You met the 70 year-old former pastor who still had the juice to preach, so he volunteered in the community, filling in any pulpit that needed a fill-in for a month or so.
You met the lady who loves to write curriculum and has a real knack for it, too.
You met the grandmas that got together to work on quilts. And, oh, yeah. They prayed for the church while they worked.
You met the people who rallied the troops for the poor in your own community and had creative and innovate ways to reach out, whether or not those people would ever darken our congregation's doorsteps.
You met the recent college grad with a heart for the Russian people...or the Czechs...or the Greeks...or the college kids in their own college town.
You met the lady who does the missions board every week at your church, putting up the new letters or adding a new photo or new thumbtack in the map.
You met the lady who loved to organize the kitchen at church.
You met the guy who really does love to greet newcomers and make them feel welcome.
I could go on and on with this...but what I realized is that those training days were a bit too laser-focused on student ministry. Sure, I was passionate about teenagers and the messages resonated within me to inspire me and spur me on. It really just threw gasoline on the flame that was innate.
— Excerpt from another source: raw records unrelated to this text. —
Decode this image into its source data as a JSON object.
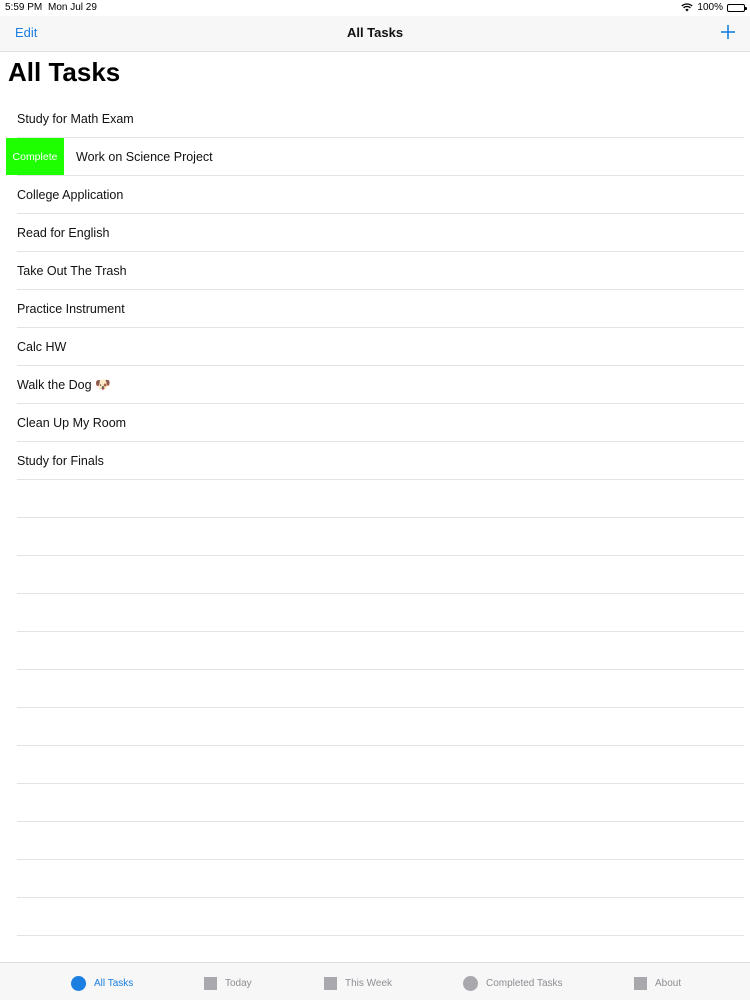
{
  "status": {
    "time": "5:59 PM",
    "date": "Mon Jul 29",
    "battery": "100%"
  },
  "nav": {
    "edit_label": "Edit",
    "title": "All Tasks"
  },
  "large_title": "All Tasks",
  "tasks": [
    "Study for Math Exam",
    "Work on Science Project",
    "College Application",
    "Read for English",
    "Take Out The Trash",
    "Practice Instrument",
    "Calc HW",
    "Walk the Dog 🐶",
    "Clean Up My Room",
    "Study for Finals"
  ],
  "swipe_action": {
    "label": "Complete",
    "color": "#1eff00"
  },
  "tabs": [
    {
      "label": "All Tasks",
      "icon": "circle-icon"
    },
    {
      "label": "Today",
      "icon": "square-icon"
    },
    {
      "label": "This Week",
      "icon": "square-icon"
    },
    {
      "label": "Completed Tasks",
      "icon": "circle-icon"
    },
    {
      "label": "About",
      "icon": "square-icon"
    }
  ],
  "colors": {
    "accent": "#1a7fe0",
    "inactive": "#8e8e93"
  }
}
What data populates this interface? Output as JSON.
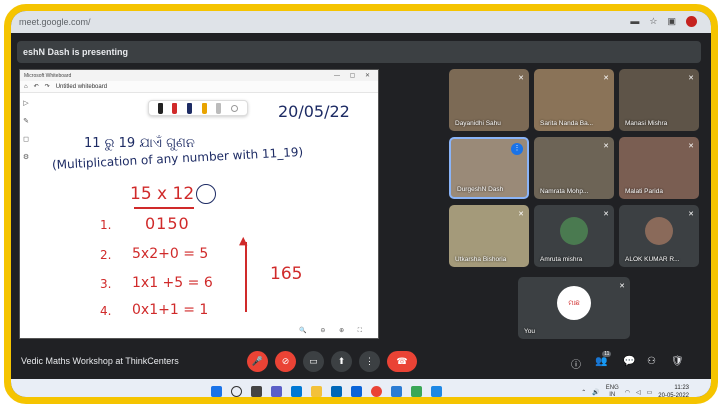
{
  "browser": {
    "url": "meet.google.com/"
  },
  "presenting_banner": "eshN Dash is presenting",
  "whiteboard": {
    "app_title": "Microsoft Whiteboard",
    "board_name": "Untitled whiteboard",
    "date": "20/05/22",
    "line1": "11 ରୁ 19 ଯାଏଁ ଗୁଣନ",
    "line2": "(Multiplication of any number with 11_19)",
    "problem": "15 x 12",
    "working": "0150",
    "steps": [
      {
        "num": "1.",
        "text": ""
      },
      {
        "num": "2.",
        "text": "5x2+0 = 5"
      },
      {
        "num": "3.",
        "text": "1x1 +5 = 6"
      },
      {
        "num": "4.",
        "text": "0x1+1 = 1"
      }
    ],
    "answer": "165"
  },
  "participants": [
    {
      "name": "Dayanidhi Sahu",
      "mic": "off"
    },
    {
      "name": "Sarita Nanda Ba...",
      "mic": "off"
    },
    {
      "name": "Manasi Mishra",
      "mic": "off"
    },
    {
      "name": "DurgeshN Dash",
      "mic": "on",
      "speaking": true
    },
    {
      "name": "Namrata Mohp...",
      "mic": "off"
    },
    {
      "name": "Malati Parida",
      "mic": "off"
    },
    {
      "name": "Utkarsha Bishoria",
      "mic": "off"
    },
    {
      "name": "Amruta mishra",
      "mic": "off"
    },
    {
      "name": "ALOK KUMAR R...",
      "mic": "off"
    },
    {
      "name": "You",
      "mic": "off"
    }
  ],
  "you_avatar_text": "ମାଛ",
  "meeting_title": "Vedic Maths Workshop at ThinkCenters",
  "participant_count": "11",
  "taskbar": {
    "lang_top": "ENG",
    "lang_bottom": "IN",
    "time": "11:23",
    "date": "20-05-2022"
  },
  "colors": {
    "frame": "#f5c400",
    "meet_bg": "#202124",
    "red": "#ea4335",
    "ink_red": "#d02a2a",
    "ink_dark": "#1d2b64"
  }
}
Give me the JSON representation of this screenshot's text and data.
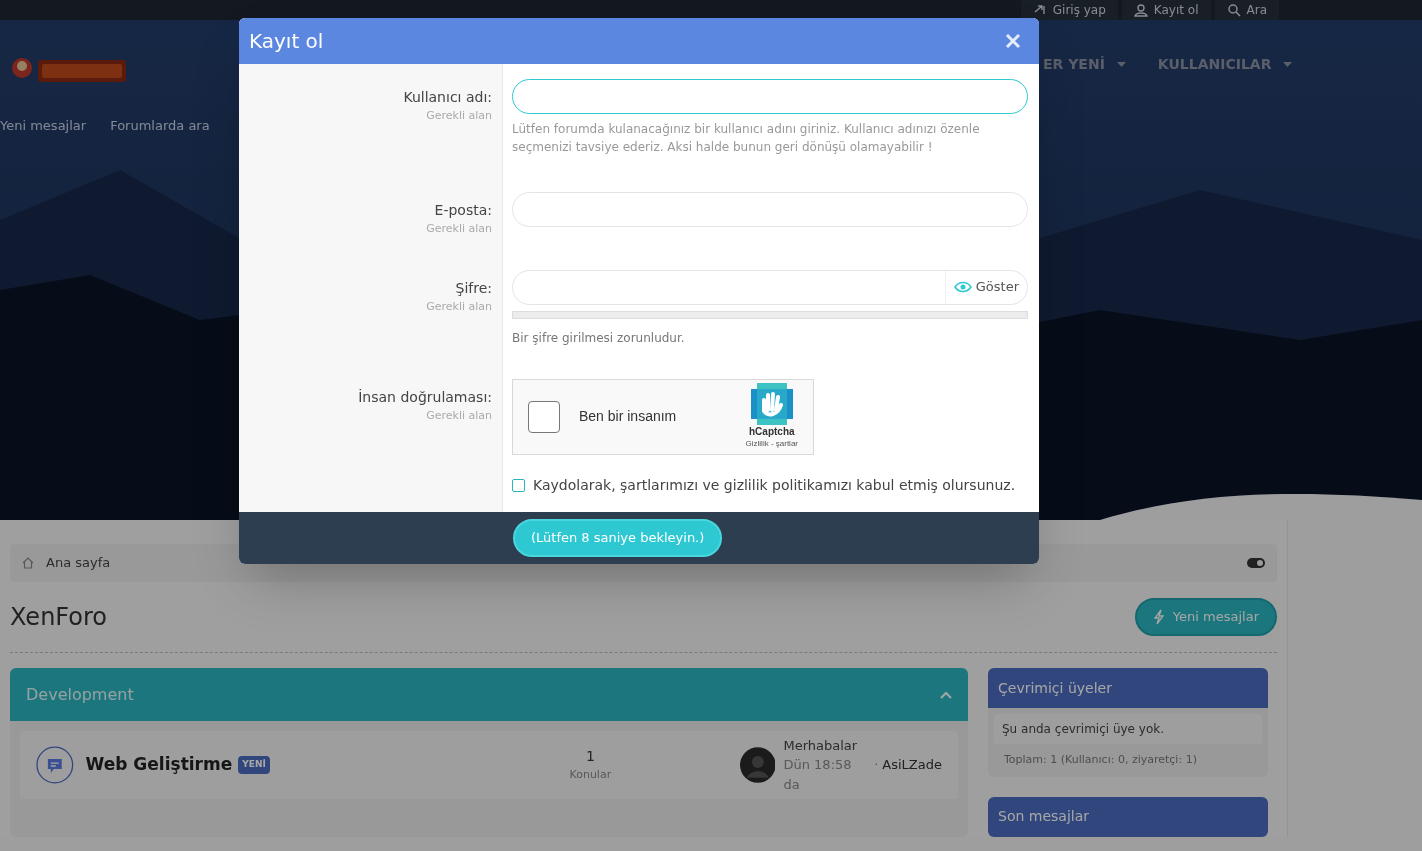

And the 14th thing I learned is that Everybody's ministry is just as important as student ministry. When you start seeing that the lady who baked brownies and cookies and dropped them off every Sunday afternoon to the seminary dorm so we could have a touch of home, well, her ministry meant something.
It's the same for everyone in the Body. I mean, God wired them a certain way for a certain purpose, and if it's businessmen or ballplayers or little old ladies or toddlers or teenagers or criminals or artists or coffee crew or bulletin printers or some tribal part of the globe or saving the earth or U.N. delegates or whatever else God puts in people's hearts...
...that's noble to follow your passion for God's glory through His Kingdom.
No more than student ministry.
No less than student ministry.
And I wish I'd seen that earlier, because I missed out on the beauty of God at work in the world. It doesn't all happen with teenagers, man. It's cool when it does, and I'm drawn to it. But it's better when you see where you fit in the big picture rather than focusing on one slice of it. Trust me on that one.